Representative Maloney:
Twitter: @RepMaloney @CarolynBMaloney
Phone: 202-225-7944
FAX: 202-225-4709
Email: Use this form
You can also write your own representative. If you don’t have a blog, or this issue isn’t part of your purview as a blogger, please “share” Michael’s post on Facebook, twitter, etc.

Razib Khan’s degrees are in biochemistry and biology. He has blogged about genetics since 2002, previously worked in software development, is an Unz Foundation Junior Fellow and lives in the western US. He loves habaneros.

January 6th, 2012 at 1:08 pm
$25?
What is this, retro to 2003? Try $39.95
January 6th, 2012 at 4:14 pm
Are there any thoughts as to what interest group is behind this?
January 6th, 2012 at 6:29 pm
Elsevier probably wants to charge everyone to access published government documents that are already available to the public. In other words, follow the money…
January 7th, 2012 at 10:17 am
In Michael’s words, it’s a dying industry because they are using an outmoded business model. Instead of embracing a new business model that would keep them in business, adequately recompense them for their services and give everyone immediate access, they keep trying to make the old one work.
It sucks balls. The writing was on the wall for engineering proceedings and journals more than 20 years ago. It was obvious then that it was a model that was no longer working.
January 7th, 2012 at 1:24 pm
“Research Works Act H.R.3699: The Private Publishing Tail Trying To Wag The Public Research Dog, Yet Again”
http://openaccess.eprints.org/index.php?/archives/867-guid.html
EXCERPT:
The US Research Works Act (H.R.3699):
“No Federal agency may adopt, implement, maintain, continue, or otherwise engage in any policy, program, or other activity that — (1) causes, permits, or authorizes network dissemination of any private-sector research work without the prior consent of the publisher of such work; or (2) requires that any actual or prospective author, or the employer of such an actual or prospective author, assent to network dissemination of a private-sector research work.”
Translation and Comments:
“If public tax money is used to fund research, that research becomes “private research” once a publisher “adds value” to it by managing the peer review.”

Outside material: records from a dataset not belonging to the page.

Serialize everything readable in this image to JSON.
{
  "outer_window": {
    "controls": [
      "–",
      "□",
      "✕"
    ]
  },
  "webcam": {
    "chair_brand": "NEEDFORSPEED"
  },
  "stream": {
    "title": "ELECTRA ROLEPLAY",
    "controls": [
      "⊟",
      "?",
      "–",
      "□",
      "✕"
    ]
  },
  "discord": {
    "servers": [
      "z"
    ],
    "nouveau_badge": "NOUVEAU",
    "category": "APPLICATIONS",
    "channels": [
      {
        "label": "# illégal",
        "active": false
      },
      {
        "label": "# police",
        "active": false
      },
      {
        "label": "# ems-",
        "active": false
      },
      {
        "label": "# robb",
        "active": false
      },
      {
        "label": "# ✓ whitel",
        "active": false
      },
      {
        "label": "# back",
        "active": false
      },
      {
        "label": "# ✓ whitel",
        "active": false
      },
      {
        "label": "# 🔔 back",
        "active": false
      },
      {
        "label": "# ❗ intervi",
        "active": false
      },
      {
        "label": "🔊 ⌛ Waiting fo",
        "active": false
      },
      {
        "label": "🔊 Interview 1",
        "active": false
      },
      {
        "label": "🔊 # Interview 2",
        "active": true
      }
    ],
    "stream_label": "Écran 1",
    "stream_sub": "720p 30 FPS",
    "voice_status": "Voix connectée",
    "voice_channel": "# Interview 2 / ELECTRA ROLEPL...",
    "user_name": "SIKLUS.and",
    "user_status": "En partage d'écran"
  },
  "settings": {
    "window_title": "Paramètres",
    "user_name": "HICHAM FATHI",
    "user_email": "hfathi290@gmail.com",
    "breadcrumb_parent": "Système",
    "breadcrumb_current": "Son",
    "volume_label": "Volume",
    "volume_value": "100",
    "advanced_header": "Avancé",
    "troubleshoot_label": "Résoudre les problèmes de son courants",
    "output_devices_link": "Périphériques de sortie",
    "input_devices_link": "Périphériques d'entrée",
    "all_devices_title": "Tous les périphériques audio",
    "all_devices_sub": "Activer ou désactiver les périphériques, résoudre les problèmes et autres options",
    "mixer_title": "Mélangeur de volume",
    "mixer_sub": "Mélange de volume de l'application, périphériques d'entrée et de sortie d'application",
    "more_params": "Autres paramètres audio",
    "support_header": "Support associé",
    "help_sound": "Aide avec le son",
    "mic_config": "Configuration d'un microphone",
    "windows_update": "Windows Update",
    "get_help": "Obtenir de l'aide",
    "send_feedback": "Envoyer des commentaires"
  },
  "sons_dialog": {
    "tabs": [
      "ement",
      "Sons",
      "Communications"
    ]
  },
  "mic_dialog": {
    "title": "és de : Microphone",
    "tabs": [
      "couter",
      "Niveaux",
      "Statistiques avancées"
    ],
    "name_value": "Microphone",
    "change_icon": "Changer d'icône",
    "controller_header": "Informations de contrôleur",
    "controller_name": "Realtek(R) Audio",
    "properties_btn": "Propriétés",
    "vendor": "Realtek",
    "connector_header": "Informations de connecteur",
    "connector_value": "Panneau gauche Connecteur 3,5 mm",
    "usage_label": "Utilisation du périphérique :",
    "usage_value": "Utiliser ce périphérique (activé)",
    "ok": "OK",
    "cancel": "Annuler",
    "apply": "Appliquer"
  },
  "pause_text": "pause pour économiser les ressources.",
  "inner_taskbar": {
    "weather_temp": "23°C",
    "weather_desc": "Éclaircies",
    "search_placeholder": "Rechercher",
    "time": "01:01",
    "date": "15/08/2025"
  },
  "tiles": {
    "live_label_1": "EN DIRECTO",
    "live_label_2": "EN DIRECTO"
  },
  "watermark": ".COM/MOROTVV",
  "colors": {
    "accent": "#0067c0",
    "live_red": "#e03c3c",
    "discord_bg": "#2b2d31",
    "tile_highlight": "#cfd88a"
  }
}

[Comment: Researchers do the peer review for the publisher for free, just as researchers give their papers to the publisher for free, together with the exclusive right to sell subscriptions to it, on-paper and online, seeking and receiving no fee or royalty in return].
“Since that public research has thereby been transformed into “private research,” and the publisher’s property, the government that funded it with public tax money should not be allowed to require the funded author to make it accessible for free online for those users who cannot afford subscription access.”

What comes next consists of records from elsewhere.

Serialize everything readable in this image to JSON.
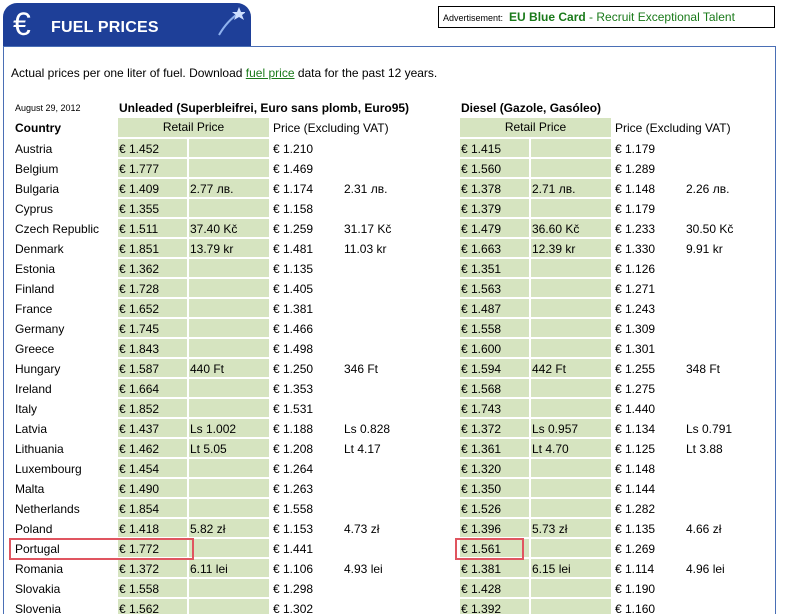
{
  "header": {
    "title": "FUEL PRICES",
    "euro_symbol": "€"
  },
  "ad": {
    "label": "Advertisement:",
    "brand": "EU Blue Card",
    "text": " - Recruit Exceptional Talent"
  },
  "intro": {
    "prefix": "Actual prices per one liter of fuel. Download ",
    "link": "fuel price",
    "suffix": " data for the past 12 years."
  },
  "date": "August 29, 2012",
  "unleaded": {
    "title": "Unleaded (Superbleifrei, Euro sans plomb, Euro95)",
    "retail_head": "Retail Price",
    "excl_head": "Price (Excluding VAT)"
  },
  "diesel": {
    "title": "Diesel (Gazole, Gasóleo)",
    "retail_head": "Retail Price",
    "excl_head": "Price (Excluding VAT)"
  },
  "country_head": "Country",
  "rows": [
    {
      "country": "Austria",
      "u_eur": "€ 1.452",
      "u_loc": "",
      "u_ex": "€ 1.210",
      "u_ex_loc": "",
      "d_eur": "€ 1.415",
      "d_loc": "",
      "d_ex": "€ 1.179",
      "d_ex_loc": ""
    },
    {
      "country": "Belgium",
      "u_eur": "€ 1.777",
      "u_loc": "",
      "u_ex": "€ 1.469",
      "u_ex_loc": "",
      "d_eur": "€ 1.560",
      "d_loc": "",
      "d_ex": "€ 1.289",
      "d_ex_loc": ""
    },
    {
      "country": "Bulgaria",
      "u_eur": "€ 1.409",
      "u_loc": "2.77 лв.",
      "u_ex": "€ 1.174",
      "u_ex_loc": "2.31 лв.",
      "d_eur": "€ 1.378",
      "d_loc": "2.71 лв.",
      "d_ex": "€ 1.148",
      "d_ex_loc": "2.26 лв."
    },
    {
      "country": "Cyprus",
      "u_eur": "€ 1.355",
      "u_loc": "",
      "u_ex": "€ 1.158",
      "u_ex_loc": "",
      "d_eur": "€ 1.379",
      "d_loc": "",
      "d_ex": "€ 1.179",
      "d_ex_loc": ""
    },
    {
      "country": "Czech Republic",
      "u_eur": "€ 1.511",
      "u_loc": "37.40 Kč",
      "u_ex": "€ 1.259",
      "u_ex_loc": "31.17 Kč",
      "d_eur": "€ 1.479",
      "d_loc": "36.60 Kč",
      "d_ex": "€ 1.233",
      "d_ex_loc": "30.50 Kč"
    },
    {
      "country": "Denmark",
      "u_eur": "€ 1.851",
      "u_loc": "13.79 kr",
      "u_ex": "€ 1.481",
      "u_ex_loc": "11.03 kr",
      "d_eur": "€ 1.663",
      "d_loc": "12.39 kr",
      "d_ex": "€ 1.330",
      "d_ex_loc": "9.91 kr"
    },
    {
      "country": "Estonia",
      "u_eur": "€ 1.362",
      "u_loc": "",
      "u_ex": "€ 1.135",
      "u_ex_loc": "",
      "d_eur": "€ 1.351",
      "d_loc": "",
      "d_ex": "€ 1.126",
      "d_ex_loc": ""
    },
    {
      "country": "Finland",
      "u_eur": "€ 1.728",
      "u_loc": "",
      "u_ex": "€ 1.405",
      "u_ex_loc": "",
      "d_eur": "€ 1.563",
      "d_loc": "",
      "d_ex": "€ 1.271",
      "d_ex_loc": ""
    },
    {
      "country": "France",
      "u_eur": "€ 1.652",
      "u_loc": "",
      "u_ex": "€ 1.381",
      "u_ex_loc": "",
      "d_eur": "€ 1.487",
      "d_loc": "",
      "d_ex": "€ 1.243",
      "d_ex_loc": ""
    },
    {
      "country": "Germany",
      "u_eur": "€ 1.745",
      "u_loc": "",
      "u_ex": "€ 1.466",
      "u_ex_loc": "",
      "d_eur": "€ 1.558",
      "d_loc": "",
      "d_ex": "€ 1.309",
      "d_ex_loc": ""
    },
    {
      "country": "Greece",
      "u_eur": "€ 1.843",
      "u_loc": "",
      "u_ex": "€ 1.498",
      "u_ex_loc": "",
      "d_eur": "€ 1.600",
      "d_loc": "",
      "d_ex": "€ 1.301",
      "d_ex_loc": ""
    },
    {
      "country": "Hungary",
      "u_eur": "€ 1.587",
      "u_loc": "440 Ft",
      "u_ex": "€ 1.250",
      "u_ex_loc": "346 Ft",
      "d_eur": "€ 1.594",
      "d_loc": "442 Ft",
      "d_ex": "€ 1.255",
      "d_ex_loc": "348 Ft"
    },
    {
      "country": "Ireland",
      "u_eur": "€ 1.664",
      "u_loc": "",
      "u_ex": "€ 1.353",
      "u_ex_loc": "",
      "d_eur": "€ 1.568",
      "d_loc": "",
      "d_ex": "€ 1.275",
      "d_ex_loc": ""
    },
    {
      "country": "Italy",
      "u_eur": "€ 1.852",
      "u_loc": "",
      "u_ex": "€ 1.531",
      "u_ex_loc": "",
      "d_eur": "€ 1.743",
      "d_loc": "",
      "d_ex": "€ 1.440",
      "d_ex_loc": ""
    },
    {
      "country": "Latvia",
      "u_eur": "€ 1.437",
      "u_loc": "Ls 1.002",
      "u_ex": "€ 1.188",
      "u_ex_loc": "Ls 0.828",
      "d_eur": "€ 1.372",
      "d_loc": "Ls 0.957",
      "d_ex": "€ 1.134",
      "d_ex_loc": "Ls 0.791"
    },
    {
      "country": "Lithuania",
      "u_eur": "€ 1.462",
      "u_loc": "Lt 5.05",
      "u_ex": "€ 1.208",
      "u_ex_loc": "Lt 4.17",
      "d_eur": "€ 1.361",
      "d_loc": "Lt 4.70",
      "d_ex": "€ 1.125",
      "d_ex_loc": "Lt 3.88"
    },
    {
      "country": "Luxembourg",
      "u_eur": "€ 1.454",
      "u_loc": "",
      "u_ex": "€ 1.264",
      "u_ex_loc": "",
      "d_eur": "€ 1.320",
      "d_loc": "",
      "d_ex": "€ 1.148",
      "d_ex_loc": ""
    },
    {
      "country": "Malta",
      "u_eur": "€ 1.490",
      "u_loc": "",
      "u_ex": "€ 1.263",
      "u_ex_loc": "",
      "d_eur": "€ 1.350",
      "d_loc": "",
      "d_ex": "€ 1.144",
      "d_ex_loc": ""
    },
    {
      "country": "Netherlands",
      "u_eur": "€ 1.854",
      "u_loc": "",
      "u_ex": "€ 1.558",
      "u_ex_loc": "",
      "d_eur": "€ 1.526",
      "d_loc": "",
      "d_ex": "€ 1.282",
      "d_ex_loc": ""
    },
    {
      "country": "Poland",
      "u_eur": "€ 1.418",
      "u_loc": "5.82 zł",
      "u_ex": "€ 1.153",
      "u_ex_loc": "4.73 zł",
      "d_eur": "€ 1.396",
      "d_loc": "5.73 zł",
      "d_ex": "€ 1.135",
      "d_ex_loc": "4.66 zł"
    },
    {
      "country": "Portugal",
      "u_eur": "€ 1.772",
      "u_loc": "",
      "u_ex": "€ 1.441",
      "u_ex_loc": "",
      "d_eur": "€ 1.561",
      "d_loc": "",
      "d_ex": "€ 1.269",
      "d_ex_loc": ""
    },
    {
      "country": "Romania",
      "u_eur": "€ 1.372",
      "u_loc": "6.11 lei",
      "u_ex": "€ 1.106",
      "u_ex_loc": "4.93 lei",
      "d_eur": "€ 1.381",
      "d_loc": "6.15 lei",
      "d_ex": "€ 1.114",
      "d_ex_loc": "4.96 lei"
    },
    {
      "country": "Slovakia",
      "u_eur": "€ 1.558",
      "u_loc": "",
      "u_ex": "€ 1.298",
      "u_ex_loc": "",
      "d_eur": "€ 1.428",
      "d_loc": "",
      "d_ex": "€ 1.190",
      "d_ex_loc": ""
    },
    {
      "country": "Slovenia",
      "u_eur": "€ 1.562",
      "u_loc": "",
      "u_ex": "€ 1.302",
      "u_ex_loc": "",
      "d_eur": "€ 1.392",
      "d_loc": "",
      "d_ex": "€ 1.160",
      "d_ex_loc": ""
    }
  ],
  "colors": {
    "header_blue": "#1e3f98",
    "retail_green": "#d6e4c0",
    "link_green": "#1a7a1a",
    "highlight_red": "#e05560"
  }
}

[Comment: The author's sole purpose in doing and publishing the research, without seeking any fee or royalties, is so that all potential users can access, use and build upon it, in further research and applications, to the benefit of the public that funded it; this is also the sole purpose for which public tax money is used to fund research.]”
H.R. 3699 misunderstands the secondary, service role that peer-reviewed research journal publishing plays in US research and development and its (public) funding….

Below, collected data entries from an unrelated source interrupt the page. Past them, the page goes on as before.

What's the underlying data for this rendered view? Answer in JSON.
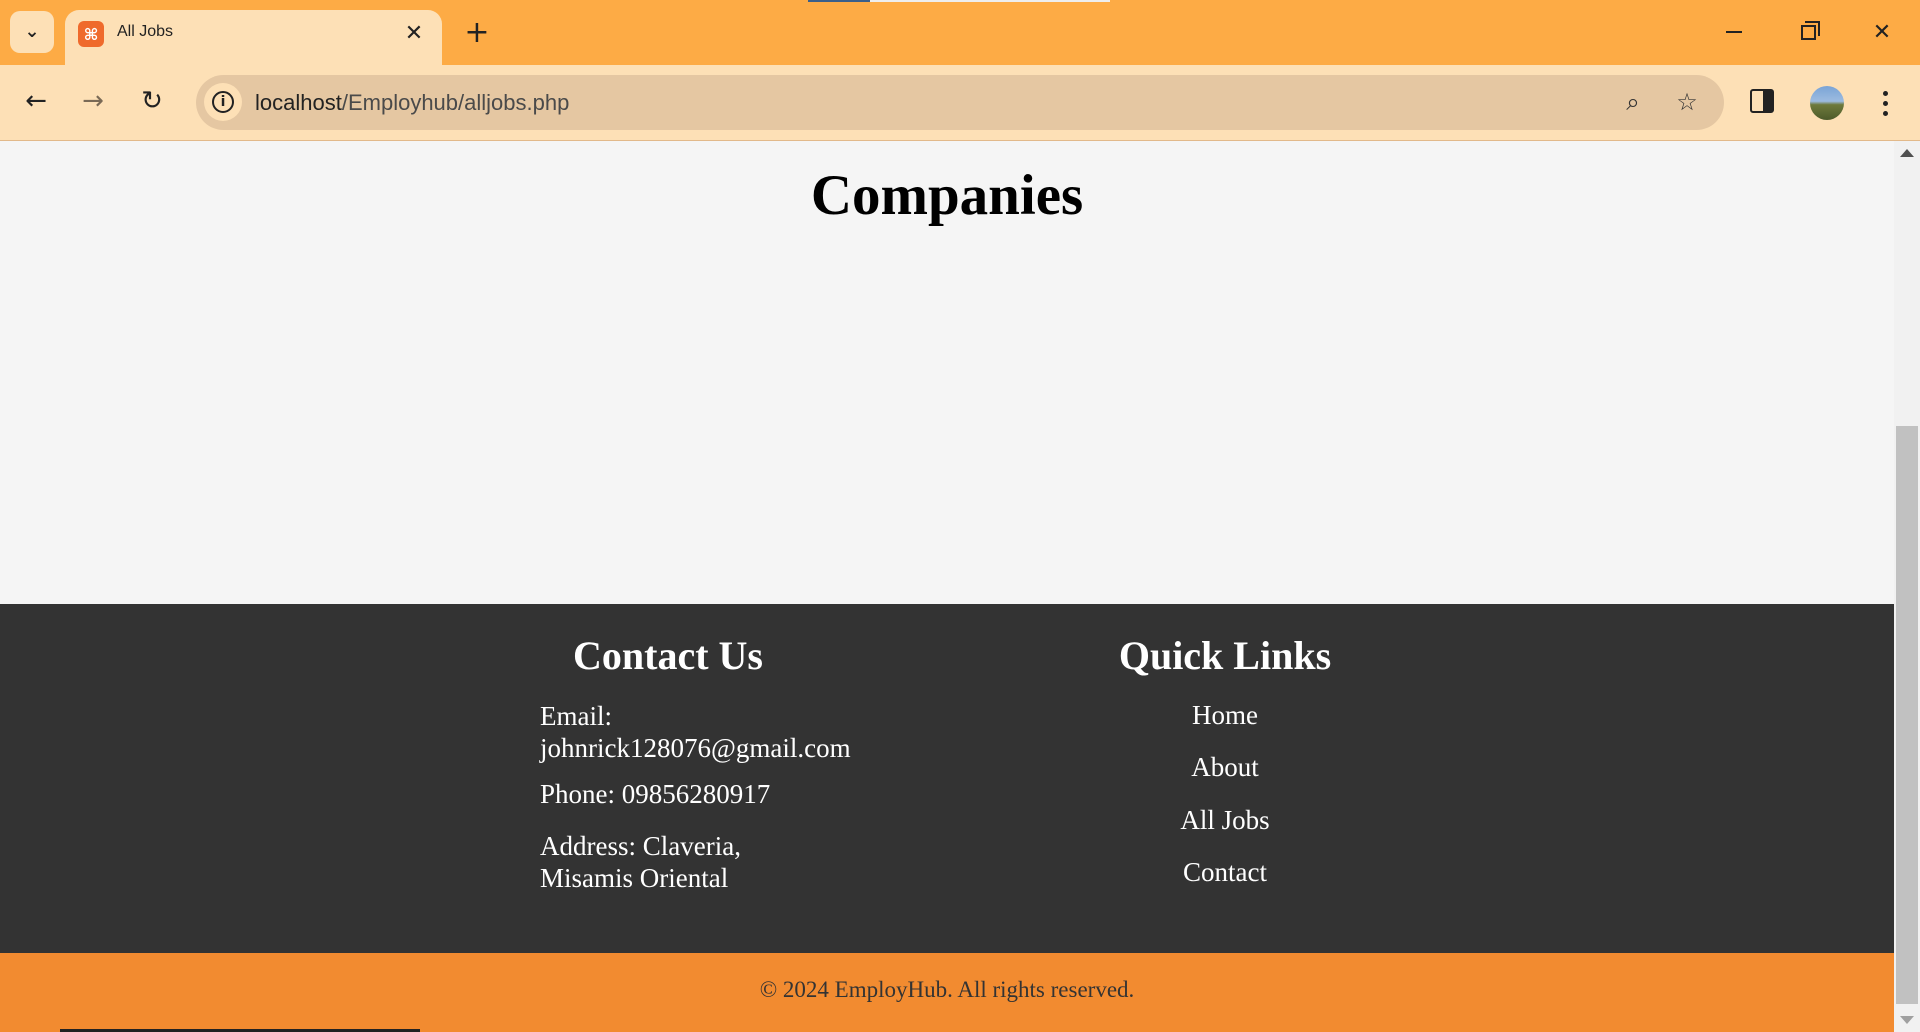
{
  "browser": {
    "tab_title": "All Jobs",
    "tab_favicon_glyph": "⌘",
    "close_tab_glyph": "✕",
    "new_tab_glyph": "+",
    "url_host": "localhost",
    "url_path": "/Employhub/alljobs.php",
    "info_glyph": "i",
    "zoom_glyph": "⌕",
    "star_glyph": "☆",
    "back_glyph": "←",
    "forward_glyph": "→",
    "reload_glyph": "↻",
    "close_window_glyph": "✕",
    "tab_search_glyph": "⌄"
  },
  "page": {
    "title": "Companies"
  },
  "footer": {
    "contact": {
      "heading": "Contact Us",
      "email": "Email: johnrick128076@gmail.com",
      "phone": "Phone: 09856280917",
      "address": "Address: Claveria, Misamis Oriental"
    },
    "quick_links": {
      "heading": "Quick Links",
      "links": [
        "Home",
        "About",
        "All Jobs",
        "Contact"
      ]
    },
    "copyright": "© 2024 EmployHub. All rights reserved."
  },
  "colors": {
    "tabbar": "#fdab45",
    "toolbar": "#fde0b6",
    "footer_bg": "#333333",
    "copyright_bg": "#f28b30"
  },
  "icons": [
    "tab-search-icon",
    "favicon-icon",
    "close-tab-icon",
    "new-tab-icon",
    "minimize-icon",
    "maximize-icon",
    "close-window-icon",
    "back-icon",
    "forward-icon",
    "reload-icon",
    "site-info-icon",
    "zoom-icon",
    "bookmark-star-icon",
    "side-panel-icon",
    "profile-avatar",
    "more-menu-icon"
  ]
}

http://openaccess.eprints.org/index.php?/archives/867-guid.html
January 11th, 2012 at 5:17 pm
The most ridiculous thing about this is that all of the following are in Carolyn Maloney’s district: Weill-Cornell Medical School, NYU Medical School, Mt. Sinai Medical School, Memorial Sloan-Kettering Cancer Center, Rockefeller University. Locally we will work on leveraging that pressure against her.